Swimming in two planes is an important water safety skill. When teaching swimming in two planes we marry two skills together, the vertical safety turn and the horizontal swim back to safety. This exercise is important for water safety because children learn to turn in deep water in the middle of the pool and swim a short distance back to the safety of the pools edge. You can see how this activity builds on the simple “Humpty Dumpty” down turn around skill where the child turns and climbs up on the parent, ledge or edge of the pool.
Prerequisite for swimming in 2 planes
Before attempting this exercise, swimmers should have good breath control and the ability to perform both the vertical turn and the horizontal swim separately. It’s important that swimming teachers carefully evaluate the individual readiness of each child to determine the suitability of this skill. In a class situation you may have a variety of ability levels with some children ready before others. Don’t try and rush children before they are ready. This exercise can be performed on top of the water with no submersions for those children who are not yet ready. In this instance you can keep the group working together but meet the individual needs of everyone in the class.
It’s important that parents understand the building block approach used to teach this safety skill. If parents understand the steps involved and how to recognise when their child is ready to move to the more advanced skill you will achieve best results. It may be advantageous to line the class up in order from confident swimmers to timid learners. You can start by showcasing the swim in two planes and what everyone is working towards. Then you can then set smaller goals for each subgroup within the class. For example, 2 children may be doing it on top of the water, 2 might be doing an underwater turn but an assisted above water swim, while 2 are performing the full exercise with their parents guidance.
When teaching new skills it’s important to follow a progressive building block approach. Initial attempts will be fully assisted by the caregiver. We hold the child under the armpits not by the torso. This will allow us to position the child’s centre of gravity and make them feel secure, not overbalanced in the water. Give a clear verbal cue to the child while you physically move them through the action on top of the water. For example “down, turn and swim to the ledge, Harry ready go”. Then perform a quick vertical turn, use an exaggerated tip into the horizontal plane and swiftly walk the child back to the ledge. Allow the child to climb up and celebrate the success. You can perform this activity in both the left and right hand turning directions.
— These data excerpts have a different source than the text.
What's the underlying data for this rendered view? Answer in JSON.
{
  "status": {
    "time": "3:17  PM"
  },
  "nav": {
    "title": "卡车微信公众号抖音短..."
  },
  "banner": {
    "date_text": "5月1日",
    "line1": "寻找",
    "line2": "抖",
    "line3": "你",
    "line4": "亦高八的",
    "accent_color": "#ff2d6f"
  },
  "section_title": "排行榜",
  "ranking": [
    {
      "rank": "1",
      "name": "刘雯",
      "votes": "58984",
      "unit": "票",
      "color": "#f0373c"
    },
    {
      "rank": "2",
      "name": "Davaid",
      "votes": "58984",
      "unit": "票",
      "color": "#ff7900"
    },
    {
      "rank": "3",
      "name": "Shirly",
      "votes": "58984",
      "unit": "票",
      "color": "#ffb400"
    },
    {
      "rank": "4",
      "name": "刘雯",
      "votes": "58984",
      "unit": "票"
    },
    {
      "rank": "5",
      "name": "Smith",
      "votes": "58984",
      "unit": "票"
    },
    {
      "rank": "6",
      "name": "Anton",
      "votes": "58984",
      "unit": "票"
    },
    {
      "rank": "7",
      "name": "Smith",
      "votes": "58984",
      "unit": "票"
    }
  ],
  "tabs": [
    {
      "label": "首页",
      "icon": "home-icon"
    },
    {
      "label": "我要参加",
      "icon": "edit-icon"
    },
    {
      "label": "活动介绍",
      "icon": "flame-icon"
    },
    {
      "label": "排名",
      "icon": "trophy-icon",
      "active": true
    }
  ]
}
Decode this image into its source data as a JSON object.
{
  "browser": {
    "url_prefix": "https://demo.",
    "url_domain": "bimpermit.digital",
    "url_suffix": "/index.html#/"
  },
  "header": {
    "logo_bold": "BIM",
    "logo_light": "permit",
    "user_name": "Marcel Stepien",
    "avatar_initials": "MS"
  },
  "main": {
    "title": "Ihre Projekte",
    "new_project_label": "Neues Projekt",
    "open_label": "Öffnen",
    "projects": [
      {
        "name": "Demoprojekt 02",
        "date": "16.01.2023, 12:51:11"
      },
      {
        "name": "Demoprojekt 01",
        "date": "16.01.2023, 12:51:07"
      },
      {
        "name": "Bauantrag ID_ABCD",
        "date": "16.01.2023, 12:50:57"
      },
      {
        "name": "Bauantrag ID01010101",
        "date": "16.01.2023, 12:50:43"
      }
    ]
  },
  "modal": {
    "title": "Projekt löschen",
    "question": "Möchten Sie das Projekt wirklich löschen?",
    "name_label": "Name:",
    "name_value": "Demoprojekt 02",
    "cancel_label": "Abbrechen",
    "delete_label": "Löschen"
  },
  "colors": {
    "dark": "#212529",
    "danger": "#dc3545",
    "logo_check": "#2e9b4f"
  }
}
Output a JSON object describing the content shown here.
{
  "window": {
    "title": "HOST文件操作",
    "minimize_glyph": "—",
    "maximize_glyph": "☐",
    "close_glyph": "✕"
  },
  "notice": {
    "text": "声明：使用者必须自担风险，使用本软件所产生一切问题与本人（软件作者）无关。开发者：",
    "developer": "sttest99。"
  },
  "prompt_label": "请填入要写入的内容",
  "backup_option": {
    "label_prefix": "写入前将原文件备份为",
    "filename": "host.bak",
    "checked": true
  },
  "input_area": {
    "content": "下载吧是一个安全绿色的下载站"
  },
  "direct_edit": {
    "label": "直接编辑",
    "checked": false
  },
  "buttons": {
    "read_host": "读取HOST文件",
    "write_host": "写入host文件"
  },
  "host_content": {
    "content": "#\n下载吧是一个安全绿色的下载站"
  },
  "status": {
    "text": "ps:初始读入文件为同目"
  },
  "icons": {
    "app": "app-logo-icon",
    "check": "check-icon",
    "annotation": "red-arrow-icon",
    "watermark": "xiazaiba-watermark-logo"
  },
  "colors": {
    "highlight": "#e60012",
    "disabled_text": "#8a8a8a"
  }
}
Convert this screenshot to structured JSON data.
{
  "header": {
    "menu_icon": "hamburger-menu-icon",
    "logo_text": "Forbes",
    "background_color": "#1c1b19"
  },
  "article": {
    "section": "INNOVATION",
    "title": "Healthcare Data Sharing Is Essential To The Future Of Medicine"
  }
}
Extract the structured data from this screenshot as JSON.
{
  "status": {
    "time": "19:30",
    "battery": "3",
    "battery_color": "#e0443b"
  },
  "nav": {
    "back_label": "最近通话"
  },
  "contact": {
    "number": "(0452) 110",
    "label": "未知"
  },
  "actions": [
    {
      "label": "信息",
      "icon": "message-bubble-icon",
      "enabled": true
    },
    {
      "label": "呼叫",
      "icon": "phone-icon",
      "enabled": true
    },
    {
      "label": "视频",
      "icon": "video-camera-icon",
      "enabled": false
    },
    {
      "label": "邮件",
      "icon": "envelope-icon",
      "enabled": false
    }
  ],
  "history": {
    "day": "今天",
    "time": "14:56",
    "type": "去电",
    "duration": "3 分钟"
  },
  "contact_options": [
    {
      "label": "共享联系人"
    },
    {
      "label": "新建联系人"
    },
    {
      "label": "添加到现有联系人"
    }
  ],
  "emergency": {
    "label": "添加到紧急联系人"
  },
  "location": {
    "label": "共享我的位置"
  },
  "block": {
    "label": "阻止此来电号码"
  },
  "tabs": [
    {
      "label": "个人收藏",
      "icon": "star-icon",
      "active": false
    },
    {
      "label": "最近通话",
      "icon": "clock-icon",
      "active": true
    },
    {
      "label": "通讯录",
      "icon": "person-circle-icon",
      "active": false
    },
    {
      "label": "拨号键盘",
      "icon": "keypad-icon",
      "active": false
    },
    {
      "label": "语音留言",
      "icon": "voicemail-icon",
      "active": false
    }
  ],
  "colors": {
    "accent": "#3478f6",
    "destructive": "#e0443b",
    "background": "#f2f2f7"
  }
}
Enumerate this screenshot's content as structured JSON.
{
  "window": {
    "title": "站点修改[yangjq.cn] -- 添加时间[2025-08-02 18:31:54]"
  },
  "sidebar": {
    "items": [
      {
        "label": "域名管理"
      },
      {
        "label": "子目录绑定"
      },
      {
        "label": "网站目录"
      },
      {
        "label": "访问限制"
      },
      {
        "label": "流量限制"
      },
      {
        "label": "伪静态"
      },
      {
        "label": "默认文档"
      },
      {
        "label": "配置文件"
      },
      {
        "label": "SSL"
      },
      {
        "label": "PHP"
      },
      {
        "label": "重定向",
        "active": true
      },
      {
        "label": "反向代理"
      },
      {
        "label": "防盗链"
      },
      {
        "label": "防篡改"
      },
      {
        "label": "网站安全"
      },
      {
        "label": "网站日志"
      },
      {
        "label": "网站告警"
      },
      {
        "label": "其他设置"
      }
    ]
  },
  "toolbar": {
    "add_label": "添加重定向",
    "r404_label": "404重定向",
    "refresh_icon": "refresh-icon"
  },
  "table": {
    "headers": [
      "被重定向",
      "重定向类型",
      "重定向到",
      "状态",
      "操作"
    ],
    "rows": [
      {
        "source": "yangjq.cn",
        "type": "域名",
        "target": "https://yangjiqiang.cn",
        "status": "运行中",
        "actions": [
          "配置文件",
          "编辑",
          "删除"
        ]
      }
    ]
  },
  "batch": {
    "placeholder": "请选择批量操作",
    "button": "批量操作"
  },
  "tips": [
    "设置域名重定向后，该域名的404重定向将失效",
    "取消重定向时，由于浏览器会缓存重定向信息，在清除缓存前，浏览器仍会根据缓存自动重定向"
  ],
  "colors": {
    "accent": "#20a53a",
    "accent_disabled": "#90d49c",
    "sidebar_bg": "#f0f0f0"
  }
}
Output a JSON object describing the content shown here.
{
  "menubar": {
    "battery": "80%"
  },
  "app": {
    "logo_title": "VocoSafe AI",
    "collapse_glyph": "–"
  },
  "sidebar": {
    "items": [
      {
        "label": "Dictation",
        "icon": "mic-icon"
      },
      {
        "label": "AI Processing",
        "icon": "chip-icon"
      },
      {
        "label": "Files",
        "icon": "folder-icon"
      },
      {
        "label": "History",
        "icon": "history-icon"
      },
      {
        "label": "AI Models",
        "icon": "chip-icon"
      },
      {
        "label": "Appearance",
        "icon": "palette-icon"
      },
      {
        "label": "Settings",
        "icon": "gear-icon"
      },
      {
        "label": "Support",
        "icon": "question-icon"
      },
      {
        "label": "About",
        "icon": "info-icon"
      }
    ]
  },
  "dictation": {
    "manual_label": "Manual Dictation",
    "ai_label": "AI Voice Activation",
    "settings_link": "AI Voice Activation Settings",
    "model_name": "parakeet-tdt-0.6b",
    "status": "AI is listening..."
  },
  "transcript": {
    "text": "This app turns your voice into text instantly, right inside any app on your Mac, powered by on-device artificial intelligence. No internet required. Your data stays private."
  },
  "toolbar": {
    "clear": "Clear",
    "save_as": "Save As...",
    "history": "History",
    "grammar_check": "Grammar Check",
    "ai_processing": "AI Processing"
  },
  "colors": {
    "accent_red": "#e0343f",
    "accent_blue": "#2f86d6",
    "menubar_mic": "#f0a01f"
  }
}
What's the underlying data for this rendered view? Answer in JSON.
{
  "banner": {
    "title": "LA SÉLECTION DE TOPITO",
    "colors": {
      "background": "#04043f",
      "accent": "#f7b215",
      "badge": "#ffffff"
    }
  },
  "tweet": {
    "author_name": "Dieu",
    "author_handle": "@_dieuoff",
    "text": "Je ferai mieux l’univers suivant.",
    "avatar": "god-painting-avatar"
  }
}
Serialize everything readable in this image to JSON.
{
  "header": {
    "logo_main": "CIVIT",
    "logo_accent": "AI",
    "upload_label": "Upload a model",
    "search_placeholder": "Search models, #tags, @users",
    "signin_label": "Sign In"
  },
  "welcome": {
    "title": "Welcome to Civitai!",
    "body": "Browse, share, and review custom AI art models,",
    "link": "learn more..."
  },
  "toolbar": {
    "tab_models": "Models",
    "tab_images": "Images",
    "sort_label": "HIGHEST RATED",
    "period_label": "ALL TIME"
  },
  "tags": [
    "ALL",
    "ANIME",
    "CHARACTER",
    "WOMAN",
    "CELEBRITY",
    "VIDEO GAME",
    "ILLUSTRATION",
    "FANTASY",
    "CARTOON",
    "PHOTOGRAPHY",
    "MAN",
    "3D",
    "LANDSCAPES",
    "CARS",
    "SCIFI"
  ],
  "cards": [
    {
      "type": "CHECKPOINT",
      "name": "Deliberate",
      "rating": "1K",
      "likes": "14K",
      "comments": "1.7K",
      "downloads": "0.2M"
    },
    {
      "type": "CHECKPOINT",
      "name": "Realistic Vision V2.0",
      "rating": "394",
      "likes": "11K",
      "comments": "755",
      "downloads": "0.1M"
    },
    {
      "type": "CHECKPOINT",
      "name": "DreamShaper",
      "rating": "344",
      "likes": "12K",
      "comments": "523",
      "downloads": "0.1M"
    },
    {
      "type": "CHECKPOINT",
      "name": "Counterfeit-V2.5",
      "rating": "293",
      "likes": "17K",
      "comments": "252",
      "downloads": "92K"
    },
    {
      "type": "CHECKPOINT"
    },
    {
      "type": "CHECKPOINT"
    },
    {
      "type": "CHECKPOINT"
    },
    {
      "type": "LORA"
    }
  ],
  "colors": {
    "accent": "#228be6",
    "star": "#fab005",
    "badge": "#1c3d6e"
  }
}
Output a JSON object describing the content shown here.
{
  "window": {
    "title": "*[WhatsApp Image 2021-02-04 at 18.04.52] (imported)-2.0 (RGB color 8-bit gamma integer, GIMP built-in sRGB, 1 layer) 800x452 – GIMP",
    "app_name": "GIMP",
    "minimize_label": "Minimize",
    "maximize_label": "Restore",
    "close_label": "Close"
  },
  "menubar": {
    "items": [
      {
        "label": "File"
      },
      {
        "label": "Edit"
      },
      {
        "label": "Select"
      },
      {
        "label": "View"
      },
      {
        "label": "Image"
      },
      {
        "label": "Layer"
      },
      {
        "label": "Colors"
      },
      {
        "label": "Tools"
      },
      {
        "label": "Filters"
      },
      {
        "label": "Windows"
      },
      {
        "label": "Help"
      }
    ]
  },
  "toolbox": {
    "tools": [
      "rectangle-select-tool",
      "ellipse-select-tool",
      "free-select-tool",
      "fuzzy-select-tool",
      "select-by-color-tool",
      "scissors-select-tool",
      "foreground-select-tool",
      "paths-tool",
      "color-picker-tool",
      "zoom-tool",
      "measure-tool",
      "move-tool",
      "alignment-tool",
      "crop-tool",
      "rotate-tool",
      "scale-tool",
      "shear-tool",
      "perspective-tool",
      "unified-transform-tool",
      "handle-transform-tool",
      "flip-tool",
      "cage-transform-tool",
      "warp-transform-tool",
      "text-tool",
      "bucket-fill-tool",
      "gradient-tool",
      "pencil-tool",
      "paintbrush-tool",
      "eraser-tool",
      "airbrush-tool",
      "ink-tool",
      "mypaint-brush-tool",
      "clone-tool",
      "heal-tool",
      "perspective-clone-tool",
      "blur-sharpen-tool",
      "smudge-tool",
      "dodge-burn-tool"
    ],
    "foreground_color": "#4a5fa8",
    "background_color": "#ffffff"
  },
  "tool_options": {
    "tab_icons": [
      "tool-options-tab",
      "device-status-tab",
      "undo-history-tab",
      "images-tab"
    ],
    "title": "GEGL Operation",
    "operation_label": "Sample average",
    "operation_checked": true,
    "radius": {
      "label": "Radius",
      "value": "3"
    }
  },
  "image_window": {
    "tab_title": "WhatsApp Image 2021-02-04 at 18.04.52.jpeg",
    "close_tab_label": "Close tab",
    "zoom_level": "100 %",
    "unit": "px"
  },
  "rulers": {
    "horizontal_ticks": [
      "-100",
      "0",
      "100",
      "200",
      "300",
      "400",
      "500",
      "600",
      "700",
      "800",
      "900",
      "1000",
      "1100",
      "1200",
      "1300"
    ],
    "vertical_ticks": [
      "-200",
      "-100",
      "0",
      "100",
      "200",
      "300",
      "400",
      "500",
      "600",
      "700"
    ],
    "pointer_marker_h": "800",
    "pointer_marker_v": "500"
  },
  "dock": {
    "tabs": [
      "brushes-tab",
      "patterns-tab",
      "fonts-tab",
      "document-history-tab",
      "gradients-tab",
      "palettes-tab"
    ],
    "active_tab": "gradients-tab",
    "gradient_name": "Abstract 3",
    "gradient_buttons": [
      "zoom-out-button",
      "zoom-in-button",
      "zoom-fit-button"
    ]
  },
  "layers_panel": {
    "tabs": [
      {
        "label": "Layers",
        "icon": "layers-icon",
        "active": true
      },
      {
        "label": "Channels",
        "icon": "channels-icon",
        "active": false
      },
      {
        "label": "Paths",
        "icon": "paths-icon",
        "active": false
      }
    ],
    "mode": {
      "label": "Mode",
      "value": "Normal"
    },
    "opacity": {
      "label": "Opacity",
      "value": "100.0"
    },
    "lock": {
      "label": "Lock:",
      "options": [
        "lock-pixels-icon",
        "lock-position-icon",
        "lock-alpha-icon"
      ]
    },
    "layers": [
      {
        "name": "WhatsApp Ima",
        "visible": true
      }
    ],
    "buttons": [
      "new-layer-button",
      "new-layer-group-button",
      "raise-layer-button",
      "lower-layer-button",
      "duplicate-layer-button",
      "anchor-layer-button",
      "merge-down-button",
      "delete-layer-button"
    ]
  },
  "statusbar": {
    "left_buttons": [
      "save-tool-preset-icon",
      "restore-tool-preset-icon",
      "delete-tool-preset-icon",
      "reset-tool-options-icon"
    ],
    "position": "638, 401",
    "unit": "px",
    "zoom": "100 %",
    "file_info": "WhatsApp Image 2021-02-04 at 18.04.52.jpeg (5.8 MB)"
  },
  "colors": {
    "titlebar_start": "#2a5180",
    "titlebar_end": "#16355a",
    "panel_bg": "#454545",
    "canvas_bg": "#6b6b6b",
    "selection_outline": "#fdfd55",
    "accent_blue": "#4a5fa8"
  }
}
If you’re holding the child softly and observing their body language you will soon be able to recognise when they are ready to progress. From here you can build to an independent turn with and assisted swim to the side of the pool. It’s very easy for the parent to gently push the child by the bottom back to the side of the pool. Avoid guiding children by the back of the head. Not only can this be frightening but it also results in the child trying to lift their head which in turn interrupts the correct body position in the water.
Finally we can move to an independent drop, turn, swim and pull up. Always ensure that the adult is carefully watching the child and ready assist if necessary. For example if you observe the child blow out bubbles, shake their head or wriggle, they are likely to be running out of breath. In this instance the parent should remain calm but certainly assist them back to the side of the pool. The ability to read body language is extremely important in teaching swimming. If children ever show signs that they aren’t comfortable parents and teachers should revert to an easier skill in order to build the child’s confidence.
As you can see swimming in two planes is a great water safety skill and is easy to adapt for diffident ability levels within a class. When teaching swimming in two planes always remember to build skills and work to the individual readiness of the child. By marrying two skills together we are slowly building the swimmers skill set which results in safer swimmers with independent capabilities. This confidence in the water does not mean we can become complacent with supervision. Swimming teachers must always communicate to parents the importance of supervision and the need to be able to respond quickly in an emergency.